Eastern European and Russian hackers mostly steal financial information, while Chinese ones are mainly after intellectual propriety or other sensitive data, say security analysts and US officials, and the great majority of the attacks believed to be originating from China can be tied to as few as 12 distinct hacking groups.
These groups are mostly backed or directed by the Chinese government, they say, although it is difficult to prove beyond the shadow of a doubt who is behind a particular attack.
According to information given to The Guardian by unnamed US cyber security analysts who have worked both for private businesses and government agencies, each of these groups has a particular “signature” constructed by the code, tools and C&C computers it uses, and this makes it possible to see which of the groups are responsible for what attack.
Sometimes more than one group is tasked to attack a target and retrieve information from its systems, they say, and they compete against each other and time to retrieve the desired data.
US analysts can sometime even tie the activity to specific members of each group, and occasionally even make an educated guess regarding who they are and where they are located, but the US is in the unenviable situation of being unable to do anything about it.

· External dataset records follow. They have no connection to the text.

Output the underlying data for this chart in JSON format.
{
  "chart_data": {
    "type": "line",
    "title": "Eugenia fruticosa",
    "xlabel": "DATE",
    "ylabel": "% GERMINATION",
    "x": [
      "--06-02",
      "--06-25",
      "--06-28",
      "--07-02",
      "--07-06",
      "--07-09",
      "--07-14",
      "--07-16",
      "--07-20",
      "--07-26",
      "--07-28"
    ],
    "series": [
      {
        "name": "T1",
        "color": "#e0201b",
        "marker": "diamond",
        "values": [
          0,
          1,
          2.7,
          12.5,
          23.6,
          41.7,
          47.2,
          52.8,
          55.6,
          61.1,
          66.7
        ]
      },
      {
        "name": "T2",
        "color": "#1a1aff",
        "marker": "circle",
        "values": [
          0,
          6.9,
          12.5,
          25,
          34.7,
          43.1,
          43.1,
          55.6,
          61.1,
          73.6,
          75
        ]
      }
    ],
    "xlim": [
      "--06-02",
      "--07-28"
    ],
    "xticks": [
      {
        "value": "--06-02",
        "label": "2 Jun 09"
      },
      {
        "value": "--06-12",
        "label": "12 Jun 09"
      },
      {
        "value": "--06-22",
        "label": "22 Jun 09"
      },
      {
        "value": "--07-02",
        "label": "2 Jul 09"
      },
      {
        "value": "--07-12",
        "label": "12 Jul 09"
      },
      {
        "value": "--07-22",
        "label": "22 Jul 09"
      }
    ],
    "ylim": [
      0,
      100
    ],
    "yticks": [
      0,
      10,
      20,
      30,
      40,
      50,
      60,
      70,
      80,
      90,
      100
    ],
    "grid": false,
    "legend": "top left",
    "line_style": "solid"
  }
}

The Chinese government continually insists that they have nothing to do with the attacks, and the two countries have no extradition treaties in place that would allow the US to demand the handing over of suspects.
As the number of cyber espionage attacks believed to be coming from China rises seemingly by the minute, US analysts and cyber security experts clamor for the US to put its foot down and put the option of retaliating for the attacks on the table.
“In the private sector we’re always on defence. We can’t do something about it, but someone has to. There is no deterrent not to attack the US,” says Jon Ramsey, head of Dell SecureWorks’ counter threat unit.
While for a long time US intelligence officials avoided to point to China and Russia as the culprits of these attacks, it seems that they have decided to stop hiding behind allusions and make definitive accusations. Sooner or later it had to come to this point, and changes in the US’ approach to this threat are likely to be very near.